While making other associations, she says about lighters: “It’s something all men have in their pockets. Papa has one and my brother too. But it’s dangerous, of course!”
In the meantime, two and a half months went by and because Fanny no longer cheated, although at first she was watched closely, she gained about one kilogram every week. For the past three weeks she had been eating alone, unsupervised, and she continued to gain weight at the same rate. Everyone was delighted. She herself had reservations and was worried about leaving the clinic: what will she do with herself? Over the past two and half years she had lost the habit of working at anything; how can she go back to school when she has fallen so far behind? And she has become accustomed to all the attention she is getting, to all the little things the nurses do for her. Would she be treated “like anyone else” if she loses her specialness? (All this is conscious and expressed; we are seeing secondary gains from the illness).
I saw no reason not to share my opinion about the case with the doctor who sent Fanny to me. He asked to see the parents to recommend a clinic that could serve as a transition before sending Fanny back to the traumatising milieu of her family, and where she could continue to see me.
Unfortunately, in order to show the parents their mistake, he said something like this: “It was your lack of interest in her which caused the illness. Even though she is a girl, you must give her all the attention she deserves in your home, etc., etc.” and the mother, hearing this not undeserved blame, turned angrily to her daughter, accusing her of bringing discredit to the family. There was a violent scene, with Fanny in tears pleading with her mother, swearing that she wanted nothing more than to be with her again.
The next day, when she saw me alone, she blamed me for betraying her, for trying to make her lose the little love her mother still had for her. Finally, her mother asked me to stop the treatment, saying she was sure that a mother’s love – even a disparaged mother – could do more good than all the psychiatry in the world.
We could only hope that this violent crisis which had flung them into each other’s arms would have the best effects – something that was possible now that the most difficult work had been done. Later, we had news about Fanny indirectly: for two months after returning home, Fanny continued to gain weight steadily, without any treatment, which was unprecedented since the onset of the illness. But gradually the anorexia – alone – reappeared, and after a year she had to be hospitalised again. We learned nothing further.
This case study resembles that of the treatment of an adult. Yet the parental omnipotence manifests itself just as strongly as in the previous cases.

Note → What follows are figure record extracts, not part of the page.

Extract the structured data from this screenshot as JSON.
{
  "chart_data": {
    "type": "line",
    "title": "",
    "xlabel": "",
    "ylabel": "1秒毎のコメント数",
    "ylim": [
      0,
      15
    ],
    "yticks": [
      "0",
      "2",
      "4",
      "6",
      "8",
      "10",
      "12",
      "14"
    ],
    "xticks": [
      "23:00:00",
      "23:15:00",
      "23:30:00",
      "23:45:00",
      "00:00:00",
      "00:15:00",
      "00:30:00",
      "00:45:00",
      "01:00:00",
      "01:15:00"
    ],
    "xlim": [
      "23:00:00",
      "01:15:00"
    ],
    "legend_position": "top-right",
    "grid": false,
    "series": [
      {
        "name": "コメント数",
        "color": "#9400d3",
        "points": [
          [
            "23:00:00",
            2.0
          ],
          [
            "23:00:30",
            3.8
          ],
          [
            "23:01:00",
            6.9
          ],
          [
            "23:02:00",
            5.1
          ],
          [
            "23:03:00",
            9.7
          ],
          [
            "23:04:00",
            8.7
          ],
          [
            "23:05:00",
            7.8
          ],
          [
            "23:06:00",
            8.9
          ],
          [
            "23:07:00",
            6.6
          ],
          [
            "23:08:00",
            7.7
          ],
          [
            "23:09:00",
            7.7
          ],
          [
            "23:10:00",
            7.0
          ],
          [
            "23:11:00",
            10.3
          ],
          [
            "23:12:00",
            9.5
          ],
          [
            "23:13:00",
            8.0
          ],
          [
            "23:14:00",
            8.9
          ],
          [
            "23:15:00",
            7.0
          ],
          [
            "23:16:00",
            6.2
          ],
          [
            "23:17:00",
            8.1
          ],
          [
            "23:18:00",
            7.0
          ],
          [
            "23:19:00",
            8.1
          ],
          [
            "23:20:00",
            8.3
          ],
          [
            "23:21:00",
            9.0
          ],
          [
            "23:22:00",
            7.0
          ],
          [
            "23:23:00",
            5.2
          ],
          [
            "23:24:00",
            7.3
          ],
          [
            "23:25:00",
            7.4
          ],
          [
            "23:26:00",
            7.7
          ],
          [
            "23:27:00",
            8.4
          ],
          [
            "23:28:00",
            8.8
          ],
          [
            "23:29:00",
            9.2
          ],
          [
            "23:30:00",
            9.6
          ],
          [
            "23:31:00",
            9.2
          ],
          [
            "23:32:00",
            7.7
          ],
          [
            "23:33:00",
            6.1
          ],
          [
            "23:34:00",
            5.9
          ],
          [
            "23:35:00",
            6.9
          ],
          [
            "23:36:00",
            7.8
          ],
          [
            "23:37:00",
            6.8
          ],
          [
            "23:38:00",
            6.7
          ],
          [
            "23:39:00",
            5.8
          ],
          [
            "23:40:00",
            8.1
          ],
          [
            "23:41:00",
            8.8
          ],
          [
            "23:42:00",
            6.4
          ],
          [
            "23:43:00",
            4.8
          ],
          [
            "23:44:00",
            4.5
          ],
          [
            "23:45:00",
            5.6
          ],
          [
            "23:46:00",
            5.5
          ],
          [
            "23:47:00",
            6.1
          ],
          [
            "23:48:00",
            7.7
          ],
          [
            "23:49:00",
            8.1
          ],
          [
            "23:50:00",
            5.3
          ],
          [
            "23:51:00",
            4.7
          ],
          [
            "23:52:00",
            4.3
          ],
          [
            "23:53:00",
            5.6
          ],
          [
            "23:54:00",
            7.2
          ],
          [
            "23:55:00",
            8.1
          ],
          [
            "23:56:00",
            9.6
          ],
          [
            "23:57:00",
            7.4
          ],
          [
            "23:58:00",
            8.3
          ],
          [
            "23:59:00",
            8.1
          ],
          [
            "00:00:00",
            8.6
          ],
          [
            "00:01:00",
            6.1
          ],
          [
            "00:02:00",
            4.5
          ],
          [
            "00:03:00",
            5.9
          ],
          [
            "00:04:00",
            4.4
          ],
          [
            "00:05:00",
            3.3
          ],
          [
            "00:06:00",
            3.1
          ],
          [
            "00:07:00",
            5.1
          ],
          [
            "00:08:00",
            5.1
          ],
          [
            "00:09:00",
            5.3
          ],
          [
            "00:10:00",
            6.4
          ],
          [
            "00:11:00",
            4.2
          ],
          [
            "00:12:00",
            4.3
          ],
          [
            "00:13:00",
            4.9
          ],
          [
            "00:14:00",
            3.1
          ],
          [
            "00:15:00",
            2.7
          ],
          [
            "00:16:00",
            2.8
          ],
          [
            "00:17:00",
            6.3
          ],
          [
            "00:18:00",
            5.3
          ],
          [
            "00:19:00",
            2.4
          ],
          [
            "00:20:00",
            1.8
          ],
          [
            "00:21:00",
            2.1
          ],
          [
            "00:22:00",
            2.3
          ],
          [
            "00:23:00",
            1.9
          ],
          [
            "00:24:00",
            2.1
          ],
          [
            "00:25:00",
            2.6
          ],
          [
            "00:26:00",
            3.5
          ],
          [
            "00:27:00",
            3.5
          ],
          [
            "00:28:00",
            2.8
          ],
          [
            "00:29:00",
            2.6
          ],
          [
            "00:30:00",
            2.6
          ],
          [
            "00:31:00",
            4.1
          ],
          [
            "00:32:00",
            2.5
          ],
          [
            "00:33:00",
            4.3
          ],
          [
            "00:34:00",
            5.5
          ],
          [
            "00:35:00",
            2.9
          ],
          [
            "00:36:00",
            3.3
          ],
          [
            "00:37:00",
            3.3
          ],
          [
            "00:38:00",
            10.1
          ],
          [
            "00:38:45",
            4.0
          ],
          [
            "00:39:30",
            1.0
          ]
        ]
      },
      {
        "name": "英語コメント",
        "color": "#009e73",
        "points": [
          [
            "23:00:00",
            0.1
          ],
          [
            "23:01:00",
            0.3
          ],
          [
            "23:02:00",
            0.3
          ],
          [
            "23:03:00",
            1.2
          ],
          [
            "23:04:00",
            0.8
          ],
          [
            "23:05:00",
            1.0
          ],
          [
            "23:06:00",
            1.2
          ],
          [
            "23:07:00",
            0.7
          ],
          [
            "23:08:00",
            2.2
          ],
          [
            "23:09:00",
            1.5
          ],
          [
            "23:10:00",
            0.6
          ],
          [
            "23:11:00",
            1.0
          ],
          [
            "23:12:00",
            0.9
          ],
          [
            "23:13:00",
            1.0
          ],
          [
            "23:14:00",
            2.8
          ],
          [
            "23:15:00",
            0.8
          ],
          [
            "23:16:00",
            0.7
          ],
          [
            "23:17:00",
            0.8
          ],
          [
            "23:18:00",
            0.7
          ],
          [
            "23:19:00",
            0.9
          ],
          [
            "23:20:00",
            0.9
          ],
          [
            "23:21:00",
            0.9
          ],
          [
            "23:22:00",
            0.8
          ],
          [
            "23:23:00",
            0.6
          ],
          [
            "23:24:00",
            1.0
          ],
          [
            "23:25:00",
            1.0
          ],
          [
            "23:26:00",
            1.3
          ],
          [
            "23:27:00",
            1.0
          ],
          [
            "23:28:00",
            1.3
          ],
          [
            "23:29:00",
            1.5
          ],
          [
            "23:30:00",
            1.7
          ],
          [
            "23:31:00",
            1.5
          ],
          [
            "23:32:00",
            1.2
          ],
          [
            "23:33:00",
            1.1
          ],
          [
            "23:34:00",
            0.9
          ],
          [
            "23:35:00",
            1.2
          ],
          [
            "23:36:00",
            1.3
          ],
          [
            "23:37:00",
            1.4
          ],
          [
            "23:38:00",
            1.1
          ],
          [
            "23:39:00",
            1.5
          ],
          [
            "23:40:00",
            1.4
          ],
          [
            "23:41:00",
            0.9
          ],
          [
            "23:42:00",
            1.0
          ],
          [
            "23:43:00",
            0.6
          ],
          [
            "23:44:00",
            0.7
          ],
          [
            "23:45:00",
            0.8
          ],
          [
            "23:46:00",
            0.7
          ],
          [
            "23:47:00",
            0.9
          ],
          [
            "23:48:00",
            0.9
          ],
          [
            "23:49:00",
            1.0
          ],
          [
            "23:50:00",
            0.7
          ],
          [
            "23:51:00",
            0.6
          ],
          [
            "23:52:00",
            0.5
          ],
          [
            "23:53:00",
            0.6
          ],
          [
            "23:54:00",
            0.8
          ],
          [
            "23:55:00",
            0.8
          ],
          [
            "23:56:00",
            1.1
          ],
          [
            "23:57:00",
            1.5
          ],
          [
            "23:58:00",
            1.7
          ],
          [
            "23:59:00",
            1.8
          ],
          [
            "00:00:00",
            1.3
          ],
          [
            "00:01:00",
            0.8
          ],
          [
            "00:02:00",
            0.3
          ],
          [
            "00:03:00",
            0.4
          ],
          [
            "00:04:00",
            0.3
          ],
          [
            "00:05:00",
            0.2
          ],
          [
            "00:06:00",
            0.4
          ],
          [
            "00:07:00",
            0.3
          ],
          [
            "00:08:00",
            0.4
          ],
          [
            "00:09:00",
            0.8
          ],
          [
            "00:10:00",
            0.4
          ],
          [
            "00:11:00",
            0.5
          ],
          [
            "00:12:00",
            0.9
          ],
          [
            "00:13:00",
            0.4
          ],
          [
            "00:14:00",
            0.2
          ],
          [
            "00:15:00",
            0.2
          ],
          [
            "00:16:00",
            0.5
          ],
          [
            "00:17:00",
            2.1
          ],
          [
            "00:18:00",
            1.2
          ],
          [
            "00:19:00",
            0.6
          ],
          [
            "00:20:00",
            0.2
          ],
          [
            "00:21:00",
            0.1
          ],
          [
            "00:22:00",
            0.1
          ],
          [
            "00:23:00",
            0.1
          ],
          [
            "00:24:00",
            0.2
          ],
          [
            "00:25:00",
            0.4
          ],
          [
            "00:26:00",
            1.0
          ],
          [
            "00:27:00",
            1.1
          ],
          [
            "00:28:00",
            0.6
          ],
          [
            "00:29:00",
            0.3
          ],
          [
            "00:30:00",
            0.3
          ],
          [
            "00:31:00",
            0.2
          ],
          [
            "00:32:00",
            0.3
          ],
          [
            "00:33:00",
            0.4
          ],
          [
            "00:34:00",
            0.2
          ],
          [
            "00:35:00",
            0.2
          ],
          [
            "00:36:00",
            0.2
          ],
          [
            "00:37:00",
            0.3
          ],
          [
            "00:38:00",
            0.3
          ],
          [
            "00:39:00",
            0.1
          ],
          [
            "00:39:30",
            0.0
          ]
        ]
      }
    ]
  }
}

We therefore wonder, as Sophie Morgenstern pointed out, whether the psychoanalysis of the parents would not be the true answer. Certainly, despite the difficulties this solution might raise, in some cases it could be considered, at least for one of the parents, if the child’s analysis shows that parent’s neurosis to be particularly harmful.
An intervention by J. Lacan
Dr. Lacan asks to what limits a child analysis should be taken. A dead branch floating down the stream cannot be considered altogether dead. It has boughs to which other material becomes attached, so that at a certain point a barrage is formed. Couldn’t a symptom isolated by a brief therapy do the same thing? He wishes to highlight two points. First, the fact that anorexics always have phallic phantasies. He cites dreams in support of this observation. And second, in his recollections of working in polyclinics, there are about thirty cases of anorexia nervosa; all of them involved Jewish boys.
1939. Revue française de psychoanalyse 11 (2), 252-272.